WILL WIMBLING BE THE DECISIVE FACTOR FOR BROWN?

3 May 2008
Tessa Jowell says Labour has to stop "all this wimbling around about leadership". She insists Gordon Brown is going to "confound his critics". That'll be quite a trick. 

Has Brown had it? Can he change? At his age? At the required level? The trouble seems to me insurmountable. Politicians can survive accusations of betrayal, deception, sexual misadventure and certainly of "not listening", getting things wrong, incompetence, stupidity, lying, fixing the evidence, overspending in elections, taking the wrong money (the list goes ever on)
 . . . but to bore the electorate is the unforgiveable crime Gordon commits every time he opens his mouth. 

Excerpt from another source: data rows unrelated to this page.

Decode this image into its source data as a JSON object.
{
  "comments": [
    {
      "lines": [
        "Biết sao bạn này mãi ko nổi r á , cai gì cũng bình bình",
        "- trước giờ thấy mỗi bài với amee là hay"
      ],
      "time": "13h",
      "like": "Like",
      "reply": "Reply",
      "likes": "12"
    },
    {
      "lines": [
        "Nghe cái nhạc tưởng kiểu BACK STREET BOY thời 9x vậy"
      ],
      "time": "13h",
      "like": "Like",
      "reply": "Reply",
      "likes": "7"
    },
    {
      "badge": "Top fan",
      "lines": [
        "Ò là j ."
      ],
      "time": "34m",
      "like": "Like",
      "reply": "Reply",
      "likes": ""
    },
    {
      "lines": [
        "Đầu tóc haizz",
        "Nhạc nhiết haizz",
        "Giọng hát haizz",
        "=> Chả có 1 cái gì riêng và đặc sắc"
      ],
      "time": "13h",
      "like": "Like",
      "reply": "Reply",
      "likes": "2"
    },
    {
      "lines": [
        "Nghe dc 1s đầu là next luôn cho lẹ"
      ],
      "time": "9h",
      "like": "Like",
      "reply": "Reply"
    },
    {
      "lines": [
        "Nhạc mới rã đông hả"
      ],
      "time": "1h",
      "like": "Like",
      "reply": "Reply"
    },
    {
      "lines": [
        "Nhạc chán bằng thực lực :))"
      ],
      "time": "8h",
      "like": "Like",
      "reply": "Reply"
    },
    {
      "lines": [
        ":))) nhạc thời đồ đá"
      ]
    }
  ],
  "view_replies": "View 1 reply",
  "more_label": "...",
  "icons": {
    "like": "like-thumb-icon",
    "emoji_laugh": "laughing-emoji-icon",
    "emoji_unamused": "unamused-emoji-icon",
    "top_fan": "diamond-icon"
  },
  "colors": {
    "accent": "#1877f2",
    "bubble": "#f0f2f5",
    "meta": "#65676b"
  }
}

An interjection here: The BBC 5 o'clock news has just carried eight minutes of Boris' inaugural speech at City Hall. EIGHT MINUTES, HARDLY EDITED! Brown wouldn't get eight solo, unedited minutes for the end of the world.  

When he starts talking, people turn away, turn down the volume, think about something else. Why? The feeling he gives off is that he doesn't talk out, to us, he talks in, to himself. And it's painfully, oppressively dull. He bolts phrases together like he's playing with a meccano set. It's institutional, preferably international institutional. It's billions and trillions. It's committees and progressive consensuality. Nothing has less than four syllables. He wimbles around, I suppose. He is wimbling to oblivion. Tessa may have contributed something to the language. 

WE WILL LOOK AND LEARN AND LISTEN AND LOSE.

3 May 2008
The ministerial reaction to the catastrophe has been very flat-footed. Their world has collapsed and Jacqui Smith, Harriet Harman, Tessa Jowell go on the radio to say the government has been given a "very clear message". What is that, actually? The only clear message I can discern is "Go away, we don't want to talk to you."

Their solution is more of the same. More listening. More learning. Gordon Brown's premiership began with a "listening exercise up and down the country". And he cried, doltishly in Downing St: "Let the work of change begin!" It was the first of his lamentable positioning statements ("I'm not Tony Blair" he wanted us to see).

Well the work of change is rather more than half way through, by the look of it.